The Definitive AI Glossary

Demystifying Machine Intelligence: Understand the Language of Tomorrow.

🤖 Artificial Intelligence (AI)

The simulation of human intelligence in machines programmed to think, learn, and problem-solve. Encompasses ML, deep learning, NLP, and computer vision.

🧠 Machine Learning (ML)

A subset of AI where algorithms improve automatically through experience. Systems learn patterns from data without explicit programming.

🔥 Deep Learning

ML using neural networks with multiple layers. Powers image recognition, NLP, and complex pattern detection. Requires large datasets and GPU compute.

🌐 Neural Network

Computing systems inspired by biological neural networks. Composed of interconnected nodes (neurons) organized in layers that process and transmit information.

🎯 Supervised Learning

ML approach using labeled training data. The algorithm learns from input-output pairs to make predictions on new, unseen data.

🔄 Unsupervised Learning

ML using unlabeled data. Algorithms find hidden patterns, clusters, or structures without predefined categories. Used for anomaly detection and segmentation.
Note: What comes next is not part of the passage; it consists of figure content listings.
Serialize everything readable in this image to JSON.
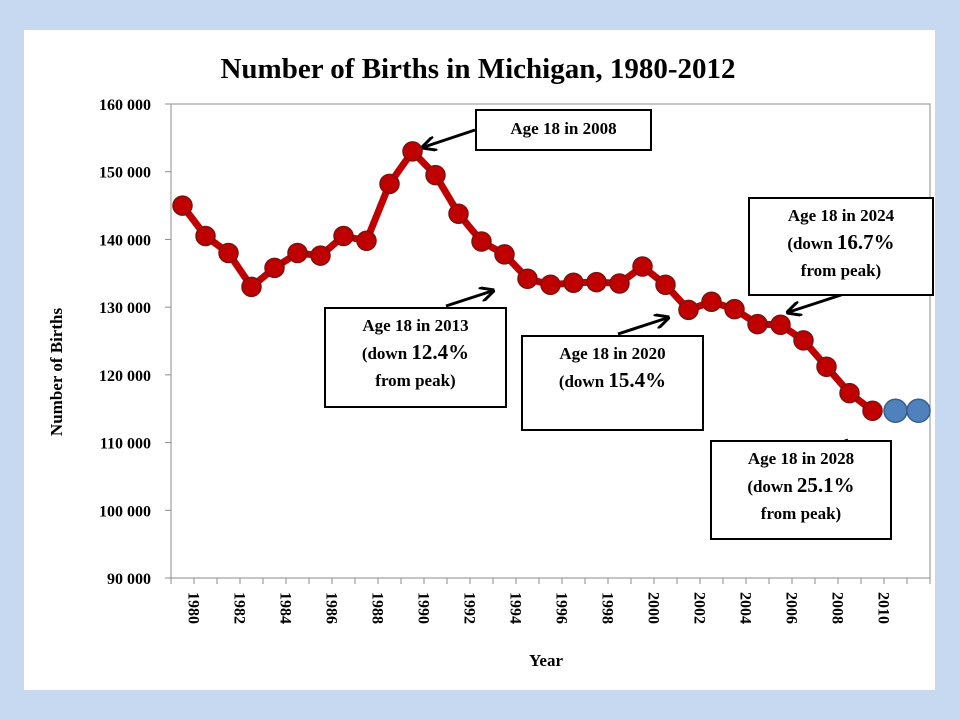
{
  "chart_data": {
    "type": "line",
    "title": "Number of Births in Michigan, 1980-2012",
    "xlabel": "Year",
    "ylabel": "Number of Births",
    "ylim": [
      90000,
      160000
    ],
    "yticks": [
      90000,
      100000,
      110000,
      120000,
      130000,
      140000,
      150000,
      160000
    ],
    "ytick_labels": [
      "90 000",
      "100 000",
      "110 000",
      "120 000",
      "130 000",
      "140 000",
      "150 000",
      "160 000"
    ],
    "xlim": [
      1980,
      2012
    ],
    "xtick_labels": [
      "1980",
      "1982",
      "1984",
      "1986",
      "1988",
      "1990",
      "1992",
      "1994",
      "1996",
      "1998",
      "2000",
      "2002",
      "2004",
      "2006",
      "2008",
      "2010"
    ],
    "grid": false,
    "series": [
      {
        "color": "#c00000",
        "x": [
          1980,
          1981,
          1982,
          1983,
          1984,
          1985,
          1986,
          1987,
          1988,
          1989,
          1990,
          1991,
          1992,
          1993,
          1994,
          1995,
          1996,
          1997,
          1998,
          1999,
          2000,
          2001,
          2002,
          2003,
          2004,
          2005,
          2006,
          2007,
          2008,
          2009,
          2010
        ],
        "values": [
          145000,
          140500,
          138000,
          133000,
          135800,
          138000,
          137600,
          140500,
          139800,
          148200,
          153000,
          149500,
          143800,
          139700,
          137800,
          134200,
          133300,
          133600,
          133700,
          133500,
          136000,
          133300,
          129600,
          130800,
          129700,
          127500,
          127400,
          125100,
          121200,
          117300,
          114700
        ]
      },
      {
        "color": "#4f81bd",
        "x": [
          2011,
          2012
        ],
        "values": [
          114700,
          114700
        ]
      }
    ]
  },
  "callouts": [
    {
      "line1": "Age 18 in 2008"
    },
    {
      "line1": "Age 18 in 2013",
      "line2_prefix": "(down ",
      "line2_pct": "12.4%",
      "line3": "from peak)"
    },
    {
      "line1": "Age 18 in 2020",
      "line2_prefix": "(down ",
      "line2_pct": "15.4%"
    },
    {
      "line1": "Age 18 in 2024",
      "line2_prefix": "(down ",
      "line2_pct": "16.7%",
      "line3": "from peak)"
    },
    {
      "line1": "Age 18 in 2028",
      "line2_prefix": "(down ",
      "line2_pct": "25.1%",
      "line3": "from peak)"
    }
  ]
}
🗣️ Natural Language Processing (NLP)

AI technology enabling machines to understand, interpret, and generate human language. Powers chatbots, translation, and text analysis.

👁️ Computer Vision

AI field enabling machines to interpret visual information from images and videos. Used in facial recognition, object detection, and quality control.

🎨 Generative AI

AI systems that create new content (text, images, code) based on training data. Includes GPT models, DALL-E, and other generative models.

⚙️ MLOps

Practices for deploying and maintaining ML models in production. Combines ML, DevOps, and data engineering for scalable AI systems.

🏗️ Transformer Model

Neural network architecture using attention mechanisms. Foundation of modern NLP models like GPT, BERT, and LLMs. Revolutionized language understanding.

🗄️ Data Lake

Centralized repository storing structured and unstructured data at any scale. Essential infrastructure for big data analytics and ML training.